As you’re walking along the street, China‘s newest surveillance technology could soon be watching you – from space.
Scientists in Beijing have created ‘the world’s most powerful spy camera’ which can pick out facial details from distances exceeding 63 miles (100km).
It means the spy camera could potentially be in space aboard a floating satellite while clearly seeing faces of people on Earth’s surface.
It could also take high-resolution images of foreign military satellites operated by other nations that are also orbiting Earth, the South China Morning Post reported.
The technology, detailed by the scientists in a new paper, could be launched aboard a satellite in the near future.
But, unsurprisingly, the powerful laser-based system has sparked worries.
Robert Morton, author and member of the Association of Former Intelligence Officers (AFIO), called it a ‘massive security concern’.
‘Millimeter resolution from 60+ miles up? That’s next-level surveillance,’ he said in a post on X (Twitter).

Scientists in Beijing have created ‘the world’s most powerful spy camera’ which can pick out facial details from distances exceeding 63 miles (100km). It means the spy camera could potentially be floating in space aboard a satellite while clearly seeing faces on Earth’s surface. Pictured is China’s Tiangong Space Station

Chinese scientists’ laser-based system could reportedly spy on Earth and scrutinise foreign military satellites with unparalleled precision
Meanwhile, Julia Aymonier, head of digital transformation at API, posted to LinkedIn: ‘Big Brother is watching you!’
She added: ‘The future of space-based surveillance is here, and it’s more powerful than we imagined.’
And Natallia Catarina, CEO at Beam Wallet, said: ‘Now only clouds will save us from Chinese spies.’
The spy camera has been newly developed by China’s Academy of Sciences’ Aerospace Information Research Institute in Beijing.
It uses a system called synthetic aperture lidar (SAL), a remote sensing technology that sends out a pulse of light energy and then records the amount of that energy reflected back.
Capable of operating day and night, SAL creates 2D and 3D reconstructions of surfaces of the Earth in various weather conditions.
Because it relies on optical waves, it’s capable of creating imagery with much finer resolution and better detail – described as a ‘quantum leap’.
The experts conducted a successful test across Qinghai Lake in China’s northwest, with the SAL device on one side and the target 63.2 miles (101.8km) away.

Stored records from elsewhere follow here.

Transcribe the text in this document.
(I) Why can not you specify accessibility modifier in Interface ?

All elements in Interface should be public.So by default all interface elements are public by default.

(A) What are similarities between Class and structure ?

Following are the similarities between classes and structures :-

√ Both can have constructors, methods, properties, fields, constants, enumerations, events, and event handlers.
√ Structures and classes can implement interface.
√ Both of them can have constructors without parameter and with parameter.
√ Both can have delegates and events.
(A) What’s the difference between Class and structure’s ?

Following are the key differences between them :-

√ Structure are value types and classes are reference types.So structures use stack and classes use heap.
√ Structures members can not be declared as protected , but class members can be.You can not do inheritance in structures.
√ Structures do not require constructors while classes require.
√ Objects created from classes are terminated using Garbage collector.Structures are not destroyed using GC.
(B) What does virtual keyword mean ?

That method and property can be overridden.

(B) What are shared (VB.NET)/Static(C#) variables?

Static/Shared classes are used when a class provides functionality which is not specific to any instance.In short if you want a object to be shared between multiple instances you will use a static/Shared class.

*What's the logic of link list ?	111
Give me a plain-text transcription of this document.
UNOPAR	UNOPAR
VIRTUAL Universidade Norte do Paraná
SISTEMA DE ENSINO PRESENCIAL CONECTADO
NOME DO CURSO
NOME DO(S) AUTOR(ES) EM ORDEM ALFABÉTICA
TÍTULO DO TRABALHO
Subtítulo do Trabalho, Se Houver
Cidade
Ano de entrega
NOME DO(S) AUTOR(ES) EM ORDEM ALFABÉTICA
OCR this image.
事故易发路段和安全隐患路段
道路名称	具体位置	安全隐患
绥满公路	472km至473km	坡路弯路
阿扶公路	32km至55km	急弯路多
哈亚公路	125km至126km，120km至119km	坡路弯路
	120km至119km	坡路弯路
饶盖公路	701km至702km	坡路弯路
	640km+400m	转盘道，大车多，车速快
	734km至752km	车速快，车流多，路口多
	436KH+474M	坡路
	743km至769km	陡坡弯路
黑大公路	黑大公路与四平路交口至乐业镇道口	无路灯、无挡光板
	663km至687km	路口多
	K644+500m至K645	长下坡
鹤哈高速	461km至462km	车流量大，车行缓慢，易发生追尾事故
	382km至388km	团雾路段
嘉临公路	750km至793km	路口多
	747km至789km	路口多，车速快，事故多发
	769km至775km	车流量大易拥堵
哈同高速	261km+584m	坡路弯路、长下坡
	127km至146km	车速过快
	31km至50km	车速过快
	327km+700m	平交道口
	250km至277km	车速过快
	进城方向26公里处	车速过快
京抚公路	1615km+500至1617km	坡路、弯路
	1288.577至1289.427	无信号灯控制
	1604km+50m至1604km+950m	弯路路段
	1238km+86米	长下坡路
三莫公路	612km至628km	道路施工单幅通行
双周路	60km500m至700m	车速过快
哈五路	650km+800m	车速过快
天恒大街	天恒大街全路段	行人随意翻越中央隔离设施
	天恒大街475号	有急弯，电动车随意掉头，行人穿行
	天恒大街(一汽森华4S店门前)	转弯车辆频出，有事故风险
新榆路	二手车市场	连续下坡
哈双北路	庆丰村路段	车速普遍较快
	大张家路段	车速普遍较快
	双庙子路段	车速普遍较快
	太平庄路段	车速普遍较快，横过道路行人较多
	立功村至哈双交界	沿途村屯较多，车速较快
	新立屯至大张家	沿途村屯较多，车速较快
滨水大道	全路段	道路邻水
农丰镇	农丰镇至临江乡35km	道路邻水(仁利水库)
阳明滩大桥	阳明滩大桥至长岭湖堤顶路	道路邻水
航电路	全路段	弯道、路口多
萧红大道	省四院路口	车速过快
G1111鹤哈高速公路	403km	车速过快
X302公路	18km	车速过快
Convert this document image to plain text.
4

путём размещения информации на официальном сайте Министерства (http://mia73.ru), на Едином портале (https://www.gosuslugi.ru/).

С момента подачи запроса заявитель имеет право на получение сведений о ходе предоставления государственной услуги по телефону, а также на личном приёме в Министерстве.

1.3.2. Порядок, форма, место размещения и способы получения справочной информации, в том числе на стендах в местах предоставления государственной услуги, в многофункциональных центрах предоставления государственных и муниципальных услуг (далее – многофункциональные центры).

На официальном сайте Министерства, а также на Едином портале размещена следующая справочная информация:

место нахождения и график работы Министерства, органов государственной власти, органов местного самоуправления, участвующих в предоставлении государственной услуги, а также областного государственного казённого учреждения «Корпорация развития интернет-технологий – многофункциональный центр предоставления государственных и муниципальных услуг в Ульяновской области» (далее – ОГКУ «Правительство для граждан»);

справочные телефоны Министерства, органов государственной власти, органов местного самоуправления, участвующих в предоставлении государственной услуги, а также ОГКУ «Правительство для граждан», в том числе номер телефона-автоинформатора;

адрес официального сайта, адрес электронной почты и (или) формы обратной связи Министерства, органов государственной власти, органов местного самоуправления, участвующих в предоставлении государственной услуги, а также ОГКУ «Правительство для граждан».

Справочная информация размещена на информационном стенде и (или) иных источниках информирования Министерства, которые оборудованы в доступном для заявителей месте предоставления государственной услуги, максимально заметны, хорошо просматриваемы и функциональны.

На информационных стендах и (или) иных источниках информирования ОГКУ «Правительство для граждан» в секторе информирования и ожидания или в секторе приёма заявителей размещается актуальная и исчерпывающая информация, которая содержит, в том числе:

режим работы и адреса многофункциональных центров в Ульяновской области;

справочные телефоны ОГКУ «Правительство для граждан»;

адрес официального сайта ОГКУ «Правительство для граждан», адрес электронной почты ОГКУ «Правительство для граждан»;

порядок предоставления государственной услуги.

The experts conducted a successful test across the huge Qinghai Lake in the north-west of China

It uses a system called synthetic aperture lidar (SAL), a remote sensing technology that sends out a pulse of light energy and then records the amount of that energy reflected back
They achieved ‘exceptional’ imaging clarity at this distance, as reported by South China Morning Post, which is around about where the boundary of space starts.
Alarmingly, the device detected details as small as 0.07 inches (1.7mm) and measured distances to within 0.61 inches (15.6mm).
Live Science points out that SAL needs the motion of an object – such as a moving satellite in orbit – to get images with finer resolution.
So the spy camera would need to be mounted on a satellite of China’s or even its Tiangong Space Station, the rival to the ISS launched in 2021.
Tiangong is moving at 17,000 miles per hour while in low Earth orbit, between 210 and 280 miles (340 and 450km) above our planet’s surface.
China already operates around 300 other surveillance satellites in lower orbits, according to the Center for Strategic & International Studies.
For example, Yaogan-41 – launched in December 2023 – gives China the ability to ‘identify and track car-sized objects throughout the entire Indo-Pacific region’.
It’s unclear when the world’s most powerful spy camera could be launched: MailOnline has contacted the researchers for more information.

This image shows the targets at one end of the lake top left (spelling out ‘AIR’) and their SAL imaging result (top right). Bottom, a scene showing the placement of six pyramids and the SAL imaging result
The researchers outline their work further in a new study published in the Chinese Journal of Lasers.
China has previously raised US concerns through its use of ‘spy balloons’, which the Asian country has insisted are simply devices for monitoring the weather.
China’s government has come under increasing scrutiny for high-tech surveillance, from facial recognition-enabled security cameras to apps used by police to extract personal information from smartphones at checkpoints.
China is famous for tracking its citizens using the latest technology – notably a Black Mirror-like social rating system to ‘restore morality’ and blacklist ‘untrustworthy’ citizens.
It also reportedly developed an AI that can read the minds of Communist Party members by analysing facial expressions and brain waves.